Com o barril de petróleo acima de US$ 115, os aumentos já chegaram às bombas. Na Bahia, onde o abastecimento depende da Acelen, os reajustes seguem a lógica do mercado internacional.
Desde o início da crise:
- Diesel subiu R$ 2,38
- Gasolina aumentou R$ 1,39
O resultado é imediato: transporte mais caro, alimentos pressionados e impacto direto no custo de vida.
🧨 Política de preços na mira
A utilização da paridade internacional (PPI) volta a ser alvo de críticas. O modelo vincula os preços internos às variações do mercado global, mesmo quando parte da produção ocorre dentro do próprio país.
Na prática, isso significa que conflitos externos — como o atual no Oriente Médio — são rapidamente repassados ao consumidor brasileiro, sem mecanismos eficazes de amortecimento.

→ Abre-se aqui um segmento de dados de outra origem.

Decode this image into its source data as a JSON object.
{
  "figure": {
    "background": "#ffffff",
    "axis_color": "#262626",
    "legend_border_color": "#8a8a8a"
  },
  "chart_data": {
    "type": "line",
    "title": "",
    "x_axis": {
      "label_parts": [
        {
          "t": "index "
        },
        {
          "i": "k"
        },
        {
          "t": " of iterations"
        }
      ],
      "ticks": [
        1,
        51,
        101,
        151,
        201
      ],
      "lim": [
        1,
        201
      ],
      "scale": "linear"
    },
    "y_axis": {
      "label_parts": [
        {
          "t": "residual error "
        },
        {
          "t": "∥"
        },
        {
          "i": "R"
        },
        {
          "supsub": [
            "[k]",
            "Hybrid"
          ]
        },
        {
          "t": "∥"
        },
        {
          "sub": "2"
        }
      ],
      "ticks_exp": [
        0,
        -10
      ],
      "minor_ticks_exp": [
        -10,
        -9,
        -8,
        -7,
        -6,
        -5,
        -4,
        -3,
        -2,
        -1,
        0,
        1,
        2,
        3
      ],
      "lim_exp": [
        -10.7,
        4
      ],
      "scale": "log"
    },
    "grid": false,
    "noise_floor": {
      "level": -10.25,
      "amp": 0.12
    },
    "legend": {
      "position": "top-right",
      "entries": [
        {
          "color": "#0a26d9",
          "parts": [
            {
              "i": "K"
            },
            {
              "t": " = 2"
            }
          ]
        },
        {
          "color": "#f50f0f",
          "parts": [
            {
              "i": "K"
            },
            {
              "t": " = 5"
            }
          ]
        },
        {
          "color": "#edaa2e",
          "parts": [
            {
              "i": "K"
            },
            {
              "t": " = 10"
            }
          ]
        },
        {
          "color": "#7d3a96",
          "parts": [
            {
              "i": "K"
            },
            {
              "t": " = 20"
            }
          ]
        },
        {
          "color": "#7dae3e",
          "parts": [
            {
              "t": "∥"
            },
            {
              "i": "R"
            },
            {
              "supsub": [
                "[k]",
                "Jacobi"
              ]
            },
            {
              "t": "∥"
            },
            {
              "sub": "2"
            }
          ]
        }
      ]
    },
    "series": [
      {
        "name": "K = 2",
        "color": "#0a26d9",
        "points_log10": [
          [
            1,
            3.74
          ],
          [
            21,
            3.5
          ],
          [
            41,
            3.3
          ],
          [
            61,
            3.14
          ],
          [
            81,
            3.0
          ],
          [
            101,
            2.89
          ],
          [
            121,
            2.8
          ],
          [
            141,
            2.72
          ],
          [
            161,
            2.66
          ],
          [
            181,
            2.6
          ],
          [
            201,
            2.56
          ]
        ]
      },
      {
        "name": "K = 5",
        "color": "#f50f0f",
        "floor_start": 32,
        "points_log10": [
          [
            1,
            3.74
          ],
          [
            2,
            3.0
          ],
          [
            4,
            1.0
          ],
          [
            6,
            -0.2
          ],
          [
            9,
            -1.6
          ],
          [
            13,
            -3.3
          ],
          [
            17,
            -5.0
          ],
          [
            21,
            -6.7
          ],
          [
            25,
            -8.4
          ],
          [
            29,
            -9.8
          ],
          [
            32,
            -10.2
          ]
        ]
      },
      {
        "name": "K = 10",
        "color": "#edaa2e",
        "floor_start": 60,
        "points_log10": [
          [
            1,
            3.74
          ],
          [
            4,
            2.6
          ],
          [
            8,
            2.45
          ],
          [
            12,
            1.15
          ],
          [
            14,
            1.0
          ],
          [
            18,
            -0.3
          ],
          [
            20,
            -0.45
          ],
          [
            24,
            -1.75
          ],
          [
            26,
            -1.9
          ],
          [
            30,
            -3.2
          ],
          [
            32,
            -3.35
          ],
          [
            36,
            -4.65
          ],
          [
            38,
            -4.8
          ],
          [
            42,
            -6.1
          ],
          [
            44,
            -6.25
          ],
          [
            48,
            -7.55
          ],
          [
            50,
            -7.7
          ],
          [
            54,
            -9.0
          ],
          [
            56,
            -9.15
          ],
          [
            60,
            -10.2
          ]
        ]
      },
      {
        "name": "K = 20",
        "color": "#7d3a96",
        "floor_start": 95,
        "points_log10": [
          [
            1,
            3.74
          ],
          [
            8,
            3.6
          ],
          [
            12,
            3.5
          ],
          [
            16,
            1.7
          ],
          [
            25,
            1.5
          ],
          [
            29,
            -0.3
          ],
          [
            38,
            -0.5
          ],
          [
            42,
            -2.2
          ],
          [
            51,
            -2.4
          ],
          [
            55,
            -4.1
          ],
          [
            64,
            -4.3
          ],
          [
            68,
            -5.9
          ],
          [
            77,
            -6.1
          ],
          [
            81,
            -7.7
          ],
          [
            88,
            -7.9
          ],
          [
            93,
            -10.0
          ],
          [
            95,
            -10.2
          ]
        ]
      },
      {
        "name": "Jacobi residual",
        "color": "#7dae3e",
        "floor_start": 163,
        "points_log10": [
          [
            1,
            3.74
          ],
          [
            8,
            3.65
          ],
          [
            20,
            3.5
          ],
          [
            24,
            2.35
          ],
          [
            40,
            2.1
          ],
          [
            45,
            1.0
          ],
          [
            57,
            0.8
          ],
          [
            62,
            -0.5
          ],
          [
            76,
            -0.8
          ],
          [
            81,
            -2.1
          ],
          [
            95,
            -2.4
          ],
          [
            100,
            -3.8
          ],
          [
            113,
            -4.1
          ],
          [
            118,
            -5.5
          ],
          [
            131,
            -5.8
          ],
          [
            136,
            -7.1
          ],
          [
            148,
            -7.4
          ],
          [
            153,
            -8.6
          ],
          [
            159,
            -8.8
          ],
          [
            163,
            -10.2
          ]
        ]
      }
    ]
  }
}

Críticos apontam que falta uma política que priorize estabilidade interna e proteja a população em momentos de crise internacional.
⚠️ Governo sob pressão
Diante da escalada dos preços, cresce a cobrança por medidas concretas por parte do governo federal e dos órgãos reguladores.
Entre os principais questionamentos:
- Por que o país não consegue reduzir o impacto de crises externas?
- Há margem para rever a política de preços?
- Quais medidas estão sendo adotadas para proteger o consumidor?
Até agora, as respostas são consideradas insuficientes por representantes do setor.
🏦 Postos viram “vilões”, mas não definem preços
Enquanto a população sente o peso no bolso, os postos revendedores acabam sendo os mais cobrados — apesar de não definirem os valores.
Segundo o Sindicombustíveis Bahia, os postos apenas repassam os preços praticados por distribuidoras e refinarias.
🌍 Risco de falta e crise no abastecimento
Além dos aumentos, o cenário internacional também afeta a oferta de diesel, cuja importação representa cerca de 25% do consumo nacional.
Com preços elevados e dificuldades logísticas, o risco de desabastecimento passa a ser uma preocupação real.
🔥 Conta alta e solução distante
Com aumentos sucessivos e sem sinal claro de mudança na política de preços, o cenário é de incerteza.
Para o consumidor, a realidade é direta:
enquanto o modelo não muda, a conta continua chegando — e cada vez mais alta.